Provate a lasciar passare interamente il segnale, e aggiungerete anche della distorsione. Provate invece ad abbassare la distorsione più che potete, ed anche il segnale perderà qualcosa inevitabilmente. Solo i prodotti migliori riescono, più o meno, a fornire un dettaglio di alto livello unito ad una bassa distorsione, ma ad un prezzo considerevolmente più alto rispetto a quello del Sonance. La mia impressione è che questo DAC cerchi di ottenere il più possibile dal segnale digitale che riceve, senza aggiungere troppo del suo. E' una scelta assolutamente valida, ed io riuscivo ad ascoltarlo di continuo per ore senza la minima fatica. Non aspettatevi però un'assenza totale di artefatti digitali. Se è questo ciò che volete, dovrete sacrificare un certo dettaglio oppure spendere molto di più.

Non ho critiche da muovere per quanto concerne l'estremo basso. E' pieno e profondo senza essere slabbrato e/o confuso; questa piacevole ricchezza si estende anche alle frequenze medie. Un altro aspetto positivo è la stabilità ed il realismo delle immagini centrali: le voci hanno una presenza reale senza imprecisione, e la separazione spaziale è molto buona.
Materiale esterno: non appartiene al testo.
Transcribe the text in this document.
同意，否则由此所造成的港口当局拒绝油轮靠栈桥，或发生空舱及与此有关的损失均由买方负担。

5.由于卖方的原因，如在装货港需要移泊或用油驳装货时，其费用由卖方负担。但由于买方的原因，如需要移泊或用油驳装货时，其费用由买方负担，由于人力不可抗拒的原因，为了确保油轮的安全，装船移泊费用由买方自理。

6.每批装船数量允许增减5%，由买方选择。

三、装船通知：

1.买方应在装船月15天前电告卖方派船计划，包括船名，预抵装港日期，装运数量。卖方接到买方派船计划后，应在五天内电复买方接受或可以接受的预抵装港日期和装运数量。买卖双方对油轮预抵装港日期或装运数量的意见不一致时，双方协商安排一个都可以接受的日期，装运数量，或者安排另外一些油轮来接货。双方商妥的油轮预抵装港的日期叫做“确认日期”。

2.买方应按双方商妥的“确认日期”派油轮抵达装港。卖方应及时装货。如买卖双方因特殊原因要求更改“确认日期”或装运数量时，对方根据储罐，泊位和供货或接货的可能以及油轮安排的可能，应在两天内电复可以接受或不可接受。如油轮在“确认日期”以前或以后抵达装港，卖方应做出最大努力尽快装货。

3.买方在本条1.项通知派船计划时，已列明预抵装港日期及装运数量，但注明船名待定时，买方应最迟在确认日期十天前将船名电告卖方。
Bisogna però precisare che dovreste abbinargli una meccanica di lettura decente. Inizialmente l'ho provato con un lettore DVD Sony economico, poiché il mio CD player Micromega era guasto. Il Dac ha suonato piuttosto bene con quello, specialmente per quel che riguarda la pienezza della gamma bassa. Ma quando ho ricevuto il lettore ESound CD5 SE ed ho cominciato ad utilizzare questo come meccanica di lettura, il suono è migliorato. L'estremo acuto ha acquistato maggiore dettaglio e pulizia, rendendo il suono più "disteso" e coinvolgente al tempo stesso. Purtroppo, l'ESound costa approssimativamente quanto il Sonance, e la combinazione arriva ad un totale di 1600£, cavo digitale incluso. Per questa cifra dovreste poter trovare un lettore integrato di qualità paragonabile, e che potrebbe essere anche più pratico. Sono certo che questo DAC possa lavorare bene anche con lettori e cavi più abbordabili, ma chiaramente non con un lettore DVD troppo economico e scadente.

Il resto del mio impianto (usato per questa recensione) comprendeva un preamplificatore passivo Django, un amplificatore Electrocompaniet ECI-2 ed un paio di diffusori Dynaudio Contour 1.8 mk2. La NET Audio mi ha fornito un cavo digitale Stereovox XV2, che costa circa 100 £ e che sembra lavorare molto bene con il DAC.

[Sonance DAC]

Conclusione

E' un DAC molto buono e sarà un ottimo upgrade per molti CD player. La qualità costruttiva è eccellente e l'unità è davvero un oggetto minimalista. Non costa poco, ma il suo valore è molto buono in relazione al prezzo d'acquisto. Il suo suono è più dettagliato che suadente ma è fondamentalmente equilibrato e senza carenze evidenti. Esso ricrea un'immagine della musica molto briosa ed "aperta" senza essere affaticante e senza aggiungere molto al segnale. Consigliato.